Afghan President Ashraf Ghani said on Saturday he had sought assurance from Pakistani leaders to allow his landlocked country to use Pakistani land route for exporting goods to India.
Afghanistan had long been demanding Pakistan to allow its land route for trade with India, but Islamabad rejected the facility in view of disputes with India.
The Afghan president’s office has posted on its website parts of Ghani’s speech at a gathering of refugees, traders and students in Islamabad about Pakistan’s agreement to allow Afghan trucks cross the Wagah Border and reach Attari in India. However, Pakistani officials have not yet officially confirmed it.
“Prime Minister Imran Khan and other Pakistani officials agreed during meetings that Afghan trucks would be allowed to cross the Wagah-Attari border and delivered goods in India. Similarly Pakistan will be connected with Central Asia via Afghanistan,” he said, according to the website.
A Pakistani official said on Saturday that there had been no final decision.
“He (President Ghani) requested. But still there is no agreement,” the official, who was privy to several meetings, told Daily Times. Ghani said Afghanistan had not shut Torkham crossing but “they (Pakistan) would create problems for Pakistan and goods of Afghan traders would get stuck, but we found alternate routes and now Pakistan will itself solve the problems at the Karachi port and other routes,” according to Ghani’s office.
He had told Punjab businessmen and investors in Lahore on Friday that mistrust between the two countries and violation of trade and transit agreements had led to trade and transit problems.
“The time is ripe to end blame game and focus on agenda of trade and regional connectivity and joint committees of the two countries explore ways to find out solution to the challenges.”
He invited Punjab traders and investors to visit Kabul and discuss trade and economic problems with Afghan businessmen, asking them to consider Afghanistan as a platform for international markets and not as a national market as Afghanistan was connected with Central Asia and European markets via land routes, railways lines and air corridors.

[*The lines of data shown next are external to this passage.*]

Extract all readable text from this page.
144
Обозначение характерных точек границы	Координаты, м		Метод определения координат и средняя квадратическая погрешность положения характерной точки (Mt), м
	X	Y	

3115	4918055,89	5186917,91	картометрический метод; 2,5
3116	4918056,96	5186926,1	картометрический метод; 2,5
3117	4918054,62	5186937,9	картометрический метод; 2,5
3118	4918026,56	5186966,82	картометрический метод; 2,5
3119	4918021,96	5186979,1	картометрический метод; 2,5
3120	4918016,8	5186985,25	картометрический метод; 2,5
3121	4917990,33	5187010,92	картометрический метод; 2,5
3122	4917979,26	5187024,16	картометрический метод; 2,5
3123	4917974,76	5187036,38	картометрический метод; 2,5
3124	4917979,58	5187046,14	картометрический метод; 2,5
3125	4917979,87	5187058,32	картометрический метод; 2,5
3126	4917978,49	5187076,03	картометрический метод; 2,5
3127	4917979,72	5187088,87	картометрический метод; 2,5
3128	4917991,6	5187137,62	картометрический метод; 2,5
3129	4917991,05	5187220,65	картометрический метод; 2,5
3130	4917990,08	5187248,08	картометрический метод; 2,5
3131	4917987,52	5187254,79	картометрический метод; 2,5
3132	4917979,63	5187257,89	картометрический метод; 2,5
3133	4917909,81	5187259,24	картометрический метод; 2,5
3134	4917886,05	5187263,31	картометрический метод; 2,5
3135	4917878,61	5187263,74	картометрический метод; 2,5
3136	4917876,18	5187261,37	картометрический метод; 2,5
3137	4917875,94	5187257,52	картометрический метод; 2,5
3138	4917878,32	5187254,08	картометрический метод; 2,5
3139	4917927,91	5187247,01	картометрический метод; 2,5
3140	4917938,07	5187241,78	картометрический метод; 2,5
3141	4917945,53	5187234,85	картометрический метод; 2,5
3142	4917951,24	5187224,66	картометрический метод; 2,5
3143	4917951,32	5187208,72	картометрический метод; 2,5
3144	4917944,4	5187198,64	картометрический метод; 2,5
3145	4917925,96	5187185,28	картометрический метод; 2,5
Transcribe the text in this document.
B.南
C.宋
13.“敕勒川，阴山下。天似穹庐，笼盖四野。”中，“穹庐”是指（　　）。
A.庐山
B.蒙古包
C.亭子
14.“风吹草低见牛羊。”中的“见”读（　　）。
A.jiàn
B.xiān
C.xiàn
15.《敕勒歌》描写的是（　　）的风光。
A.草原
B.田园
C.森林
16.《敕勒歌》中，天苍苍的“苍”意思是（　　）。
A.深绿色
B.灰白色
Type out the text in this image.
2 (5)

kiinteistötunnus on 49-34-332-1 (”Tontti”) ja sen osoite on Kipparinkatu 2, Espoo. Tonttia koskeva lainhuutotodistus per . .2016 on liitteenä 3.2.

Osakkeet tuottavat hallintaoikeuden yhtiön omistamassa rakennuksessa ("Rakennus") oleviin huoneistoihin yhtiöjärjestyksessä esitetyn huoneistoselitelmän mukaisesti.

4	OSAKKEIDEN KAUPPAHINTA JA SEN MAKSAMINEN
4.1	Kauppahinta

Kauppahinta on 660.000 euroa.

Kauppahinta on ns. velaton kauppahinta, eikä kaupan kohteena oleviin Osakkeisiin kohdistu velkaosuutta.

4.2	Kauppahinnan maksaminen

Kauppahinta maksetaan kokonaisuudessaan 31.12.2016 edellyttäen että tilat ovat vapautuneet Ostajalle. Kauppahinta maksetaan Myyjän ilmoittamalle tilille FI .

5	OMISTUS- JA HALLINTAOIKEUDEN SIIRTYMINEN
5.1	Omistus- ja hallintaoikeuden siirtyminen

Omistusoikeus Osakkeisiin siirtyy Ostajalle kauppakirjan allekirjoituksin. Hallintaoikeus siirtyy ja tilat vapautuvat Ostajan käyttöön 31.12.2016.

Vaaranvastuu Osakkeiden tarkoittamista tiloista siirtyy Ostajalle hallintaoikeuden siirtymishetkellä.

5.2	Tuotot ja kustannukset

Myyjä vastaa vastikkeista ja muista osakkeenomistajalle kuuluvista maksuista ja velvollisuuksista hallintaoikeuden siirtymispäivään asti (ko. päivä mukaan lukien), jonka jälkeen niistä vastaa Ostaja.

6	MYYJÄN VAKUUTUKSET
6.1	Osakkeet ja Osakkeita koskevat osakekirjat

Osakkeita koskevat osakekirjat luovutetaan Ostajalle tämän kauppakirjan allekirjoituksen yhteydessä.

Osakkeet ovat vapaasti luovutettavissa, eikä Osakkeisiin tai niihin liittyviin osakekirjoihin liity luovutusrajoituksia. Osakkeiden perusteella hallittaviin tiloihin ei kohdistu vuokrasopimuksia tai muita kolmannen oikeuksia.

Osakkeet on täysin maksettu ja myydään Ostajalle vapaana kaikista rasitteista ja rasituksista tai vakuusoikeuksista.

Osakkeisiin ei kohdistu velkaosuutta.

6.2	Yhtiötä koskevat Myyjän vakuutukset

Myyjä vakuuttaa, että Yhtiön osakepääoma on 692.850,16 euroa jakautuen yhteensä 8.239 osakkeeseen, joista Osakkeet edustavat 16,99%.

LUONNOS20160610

No joint statement was issued at the conclusion of Ghani’s visit, but the visit was a major development as it marks the revival of high-level exchanges.
Ghani said he had refused to visit Pakistan over the past two years, but had paid the visit after a ‘Loya Jirga’ or grand assembly asked him to do so.
Ghani sees “strong inter-dependencies” between Pakistan and Taliban
President Ghani called for the need to recognise strong inter-dependencies between the Taliban and Pakistan to help end decades of hostilities in his country.
The statement by the Afghan leader marks a significant departure from Kabul’s traditional stance that Islamabad severe ties with the Taliban and to expel them from Pakistan.
Speaking at a seminar in Islamabad on Thursday, President Ghani had indirectly recognised that Pakistan was moving away from that policies of the past to good policies.
“Pakistan has an important role and that there are strong inter-dependencies between Taliban and Pakistan. We need to recognize this and to arrive at programmatic approaches to move from conflict to cooperation,” the Afghan president told a gathering at the state-owned Institute of Strategic Studies Islamabad ((ISSI) on Thursday.
It was President Ghani’s third visit to Pakistan since he assumed office in 2014 during which both countries agreed to open a new chapter in relations, according to the Pakistani foreign office.